케라스의 이미지 분류 모델, ImageNet에서 pretrained 된 weight를 로드하는 것을 파라미터로 설정 가능  

공식문서 참조: https://keras.io/api/applications/inceptionv3/

### Residual Connection

gradient 소실 문제, 표현 병목 문제를 해결함  
10개 이상의 층을 가진 모델에 추가하면 도움이 된다.  

하위 층의 출력을 상위 층의 입력으로 사용  
하위 층의 출력이 상위 층의 출력에 더해지는 것 (상위 층의 활성화 함수에 입력으로 들어가는 것 아니고)  
따라서 출력의 크기가 동일해야 한다.  

In [None]:
# x : 4D input
y = layers.Conv2D(128, 3, activation='relu', padding='same')(x)
y = layers.Conv2D(128, 3, activation='relu', padding='same')(y)
y = layers.Conv2D(128, 3, activation='relu', padding='same')(y)

# layers.add() 를 사용하여 두 값을 더함
y = layers.add([y, x])

In [None]:
y = layers.Conv2D(128, 3, activation='relu', padding='same')(x)
y = layers.Conv2D(128, 3, activation='relu', padding='same')(y)
y = layers.MaxPooling2D(2, strides=2)(x)

# x의 크기를 y와 똑같이 만들기
# 1 * 1 합성곱을 이용하여 다운 샘플링
residual = layers.Conv2D(128, 1, strides=2, padding='same')(x)

y = layers.add([y, residual])

### 층 가중치 공유

In [10]:
import numpy as np
from keras.utils import to_categorical

num_samples = 1000

# input data 생성
left_data = np.random.random_sample(size=(num_samples, 128, 128))
right_data = np.random.random_sample(size=(num_samples, 128, 128))

# output data
targets = np.random.randint(0, 2, size=num_samples)

In [11]:
left_data[0].shape, left_data.shape

((128, 128), (1000, 128, 128))

In [12]:
targets.shape

(1000,)

In [14]:
from keras import layers, Input
from keras.models import Model

lstm = layers.LSTM(32)

left_input = Input(shape=(None, 128))
left_output = lstm(left_input)

right_input = Input(shape=(None, 128))
right_output = lstm(right_input)

merged = layers.concatenate([left_output, right_output], axis=-1)
predictions = layers.Dense(1, activation='sigmoid')(merged)

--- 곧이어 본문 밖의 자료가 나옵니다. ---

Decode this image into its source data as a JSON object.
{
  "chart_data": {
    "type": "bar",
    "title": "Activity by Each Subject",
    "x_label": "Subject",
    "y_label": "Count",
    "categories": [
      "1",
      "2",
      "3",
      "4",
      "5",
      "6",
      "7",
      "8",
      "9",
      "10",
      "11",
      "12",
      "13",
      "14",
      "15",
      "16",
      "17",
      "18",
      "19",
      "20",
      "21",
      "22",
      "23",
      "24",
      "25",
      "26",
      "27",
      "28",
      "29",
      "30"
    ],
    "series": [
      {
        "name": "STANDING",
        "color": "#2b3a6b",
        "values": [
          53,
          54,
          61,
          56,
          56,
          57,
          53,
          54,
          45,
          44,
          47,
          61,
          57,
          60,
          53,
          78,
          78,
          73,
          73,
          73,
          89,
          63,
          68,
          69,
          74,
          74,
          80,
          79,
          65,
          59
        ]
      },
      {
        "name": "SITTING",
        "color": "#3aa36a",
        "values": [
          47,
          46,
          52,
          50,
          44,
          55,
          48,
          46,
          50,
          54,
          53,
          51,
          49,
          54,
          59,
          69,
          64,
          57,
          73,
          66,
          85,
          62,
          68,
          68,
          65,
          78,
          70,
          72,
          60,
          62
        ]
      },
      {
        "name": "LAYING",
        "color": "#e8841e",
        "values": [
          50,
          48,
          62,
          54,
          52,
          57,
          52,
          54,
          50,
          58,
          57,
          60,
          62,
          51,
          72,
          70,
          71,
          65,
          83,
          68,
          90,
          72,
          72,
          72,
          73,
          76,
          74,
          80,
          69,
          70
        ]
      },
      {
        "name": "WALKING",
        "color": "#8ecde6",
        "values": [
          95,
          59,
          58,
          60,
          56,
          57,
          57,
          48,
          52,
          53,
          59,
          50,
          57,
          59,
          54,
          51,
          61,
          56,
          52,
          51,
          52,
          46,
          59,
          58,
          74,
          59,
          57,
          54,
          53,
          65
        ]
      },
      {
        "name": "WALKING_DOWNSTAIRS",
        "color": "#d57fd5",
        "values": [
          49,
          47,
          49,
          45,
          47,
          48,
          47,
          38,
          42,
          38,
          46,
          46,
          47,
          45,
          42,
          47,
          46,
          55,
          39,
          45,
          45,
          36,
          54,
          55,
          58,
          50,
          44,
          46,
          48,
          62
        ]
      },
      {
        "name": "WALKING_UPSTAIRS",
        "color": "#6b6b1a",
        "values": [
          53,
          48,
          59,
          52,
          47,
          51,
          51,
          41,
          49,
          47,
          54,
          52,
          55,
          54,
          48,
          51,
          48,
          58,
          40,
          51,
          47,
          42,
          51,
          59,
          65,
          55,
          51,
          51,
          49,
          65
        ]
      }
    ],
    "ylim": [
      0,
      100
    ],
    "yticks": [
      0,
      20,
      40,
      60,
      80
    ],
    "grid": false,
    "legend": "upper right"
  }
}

model = Model([left_input, right_input], predictions)

model.compile(optimizer='rmsprop', 
              loss='binary_crossentropy', 
              metrics=['acc'])
model.fit([left_data, right_data], targets, 
          epochs=5, batch_size=64, verbose=2)

Epoch 1/5
16/16 - 3s - loss: 0.7064 - acc: 0.5150
Epoch 2/5
16/16 - 1s - loss: 0.6858 - acc: 0.5480
Epoch 3/5
16/16 - 1s - loss: 0.6821 - acc: 0.5680
Epoch 4/5
16/16 - 1s - loss: 0.6744 - acc: 0.5770
Epoch 5/5
16/16 - 1s - loss: 0.6690 - acc: 0.6080


<tensorflow.python.keras.callbacks.History at 0x7fe6e4916450>

### 층과 모델

모델을 층처럼 사용 가능  

In [None]:
from keras import layers, applications, Input

xception_base = applications.Xception(weights=None, 
                                      include_top=False)

# 250 * 250 rgb image
left_input = Input(shape=(250, 250, 3))
right_input = Input(shape=(250, 250, 3))

left_features = xception_base(left_input)
right_features = xception_base(right_input)

merged_features = layers.concatenate([left_features, right_features], axis=-1)